Using QSAR to predict polymer-drug interactions for drug delivery

Abstract

Affinity-mediated drug delivery utilizes electrostatic, hydrophobic, or other non-covalent interactions between molecules and a polymer to extend the timeframe of drug release. Cyclodextrin polymers exhibit affinity interaction, however, experimentally testing drug candidates for affinity is time-consuming, making computational predictions more effective. One option, docking programs, provide predictions of affinity, but lack reliability, as their accuracy with cyclodextrin remains unverified experimentally. Alternatively, quantitative structure-activity relationship models (QSARs), which analyze statistical relationships between molecular properties, appear more promising.
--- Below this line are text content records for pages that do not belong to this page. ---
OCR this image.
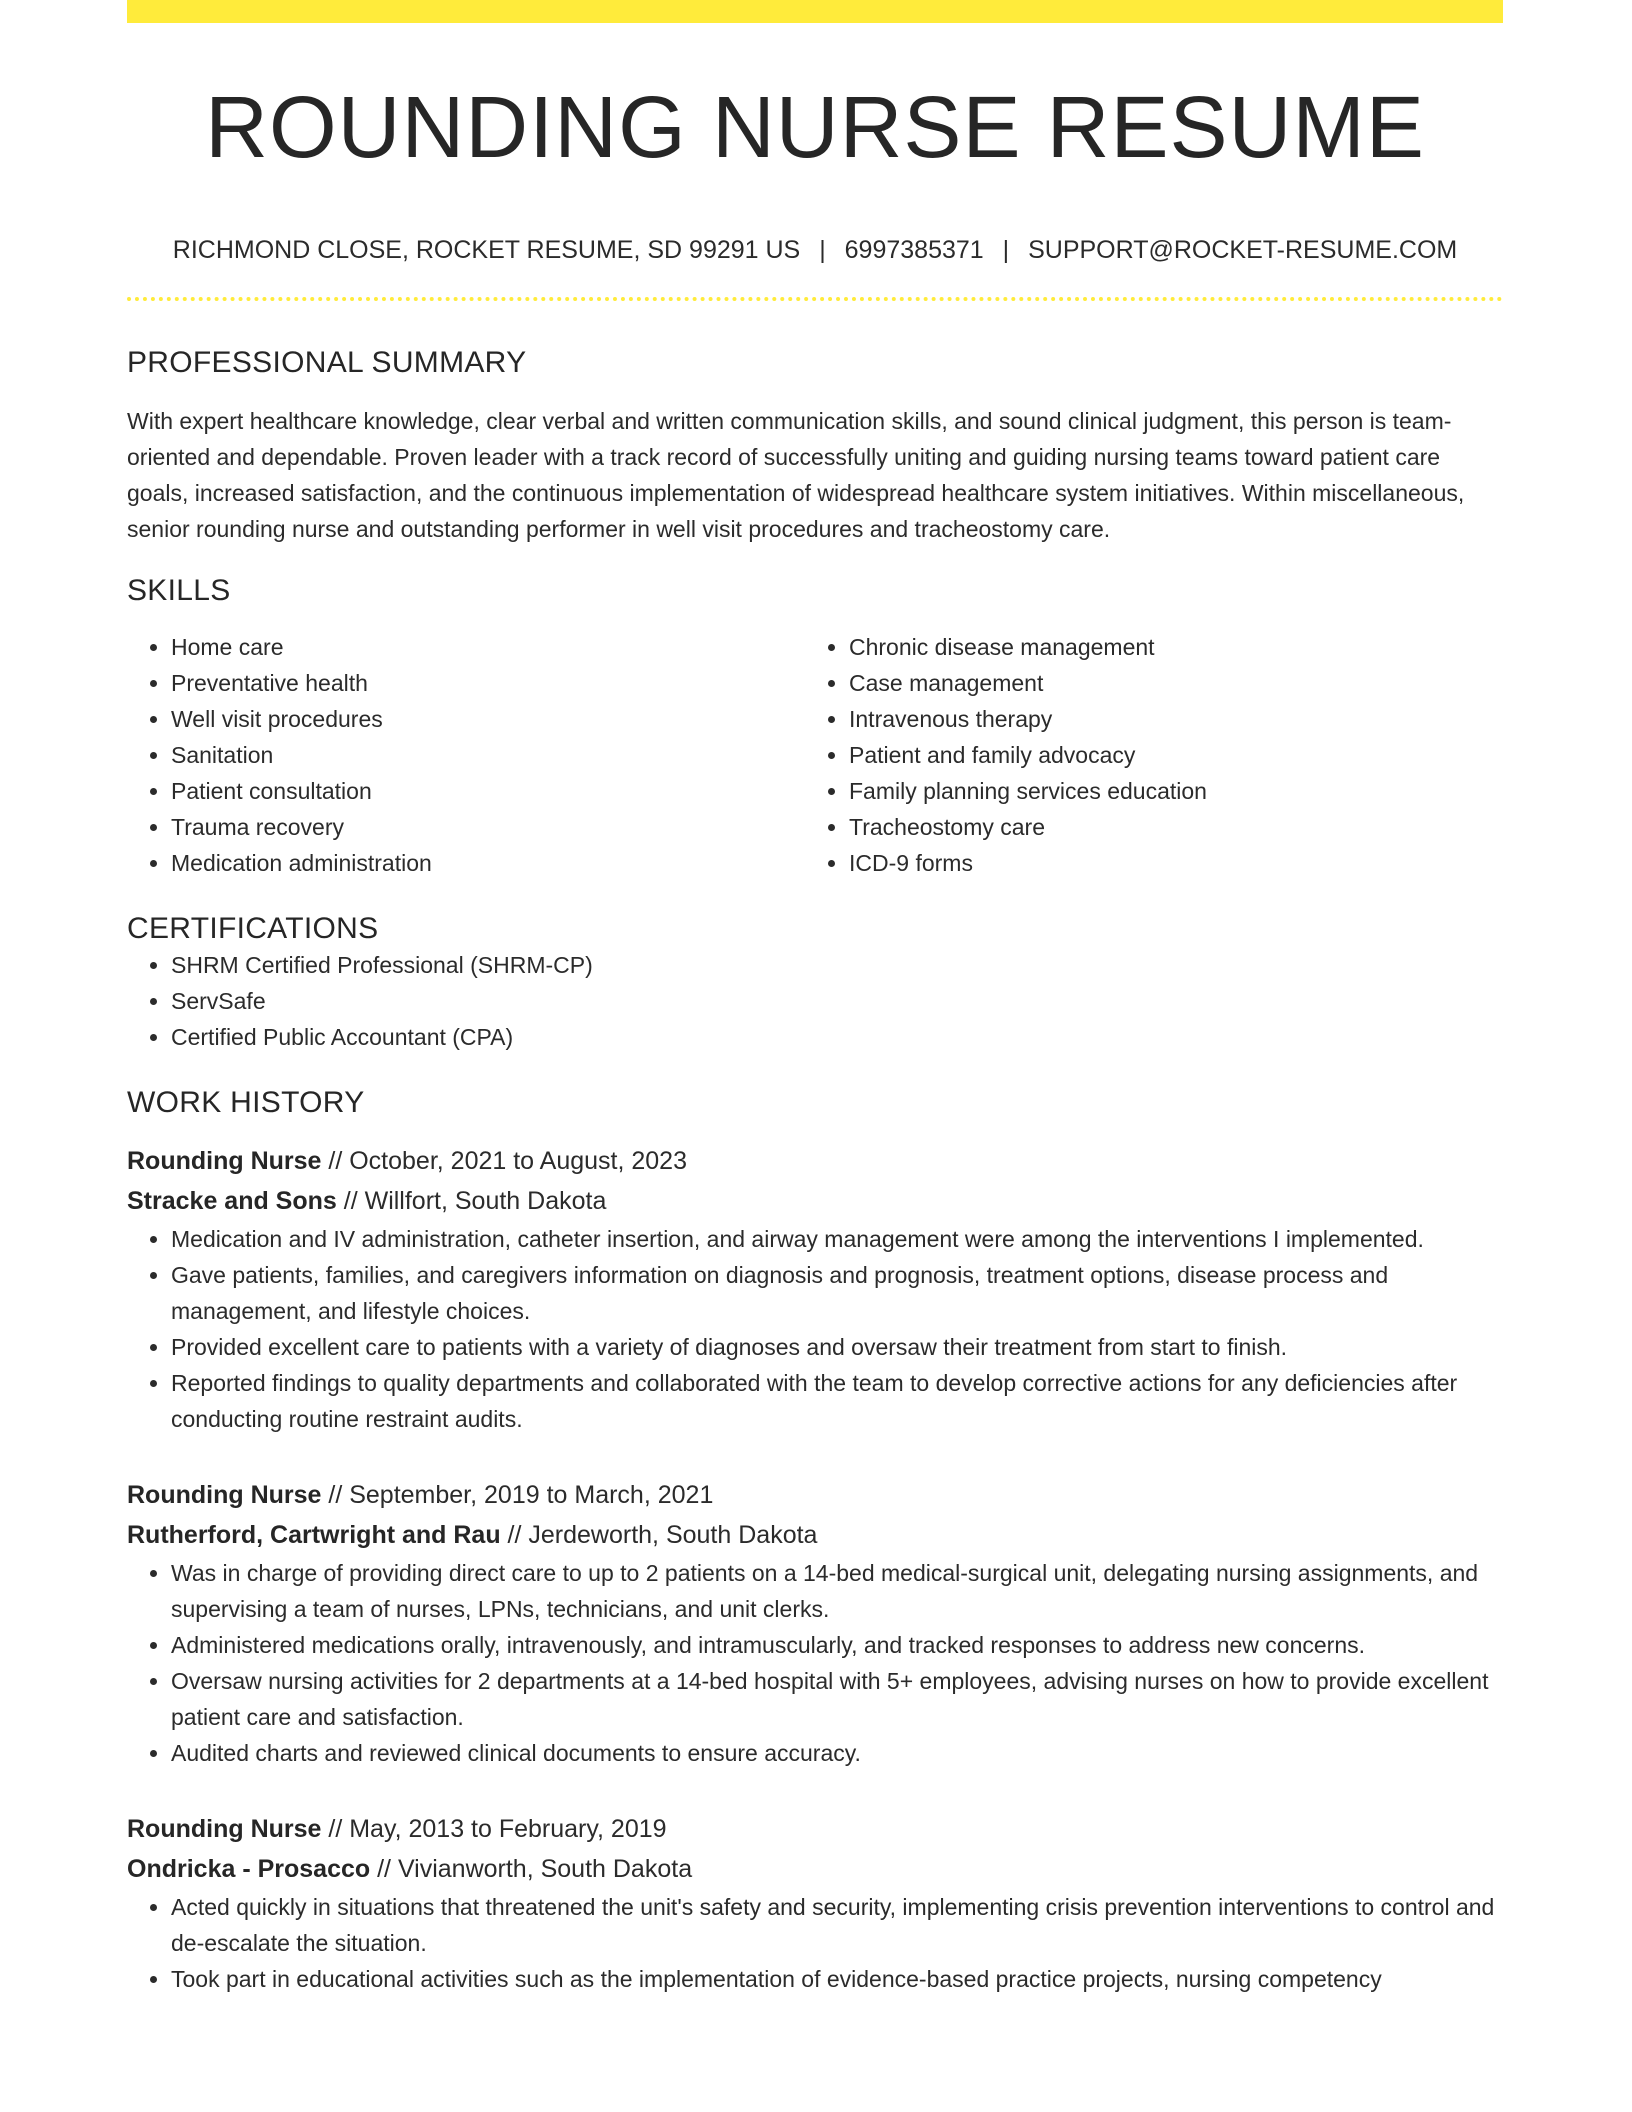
ROUNDING NURSE RESUME
RICHMOND CLOSE, ROCKET RESUME, SD 99291 US | 6997385371 | SUPPORT@ROCKET-RESUME.COM
PROFESSIONAL SUMMARY
With expert healthcare knowledge, clear verbal and written communication skills, and sound clinical judgment, this person is team-oriented and dependable. Proven leader with a track record of successfully uniting and guiding nursing teams toward patient care goals, increased satisfaction, and the continuous implementation of widespread healthcare system initiatives. Within miscellaneous, senior rounding nurse and outstanding performer in well visit procedures and tracheostomy care.
SKILLS
• Home care
• Preventative health
• Well visit procedures
• Sanitation
• Patient consultation
• Trauma recovery
• Medication administration
• Chronic disease management
• Case management
• Intravenous therapy
• Patient and family advocacy
• Family planning services education
• Tracheostomy care
• ICD-9 forms
CERTIFICATIONS
• SHRM Certified Professional (SHRM-CP)
• ServSafe
• Certified Public Accountant (CPA)
WORK HISTORY
Rounding Nurse // October, 2021 to August, 2023
Stracke and Sons // Willfort, South Dakota
• Medication and IV administration, catheter insertion, and airway management were among the interventions I implemented.
• Gave patients, families, and caregivers information on diagnosis and prognosis, treatment options, disease process and management, and lifestyle choices.
• Provided excellent care to patients with a variety of diagnoses and oversaw their treatment from start to finish.
• Reported findings to quality departments and collaborated with the team to develop corrective actions for any deficiencies after conducting routine restraint audits.
Rounding Nurse // September, 2019 to March, 2021
Rutherford, Cartwright and Rau // Jerdeworth, South Dakota
• Was in charge of providing direct care to up to 2 patients on a 14-bed medical-surgical unit, delegating nursing assignments, and supervising a team of nurses, LPNs, technicians, and unit clerks.
• Administered medications orally, intravenously, and intramuscularly, and tracked responses to address new concerns.
• Oversaw nursing activities for 2 departments at a 14-bed hospital with 5+ employees, advising nurses on how to provide excellent patient care and satisfaction.
• Audited charts and reviewed clinical documents to ensure accuracy.
Rounding Nurse // May, 2013 to February, 2019
Ondricka - Prosacco // Vivianworth, South Dakota
• Acted quickly in situations that threatened the unit's safety and security, implementing crisis prevention interventions to control and de-escalate the situation.
• Took part in educational activities such as the implementation of evidence-based practice projects, nursing competency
Previously constructed QSARs for cyclodextrin are not publicly available, necessitating an openly accessible model. Around 600 experimental affinities between cyclodextrin and guest molecules were cleaned and imported from published research. The software PaDEL-Descriptor calculated over 1,000 chemical descriptors for each molecule, which were then analyzed with R to create several QSARs with different statistical methods. These QSARs proved highly time efficient, calculating in minutes what docking programs could accomplish in hours. Additionally, on test sets, QSARs reached R2 values of around 0.7–0.8. The speed, accuracy, and accessibility of these QSARs improve evaluation of individual drugs and facilitate screening of large datasets for potential candidates in cyclodextrin affinity-based delivery systems. An app was built to rapidly access model predictions for end users using the Shiny library. To demonstrate the usability for drug release planning, the QSAR predictions were coupled with a mechanistic model of diffusion within the app. Integrating new modules should provide an accessible approach to use other cheminformatic tools in the field of drug delivery.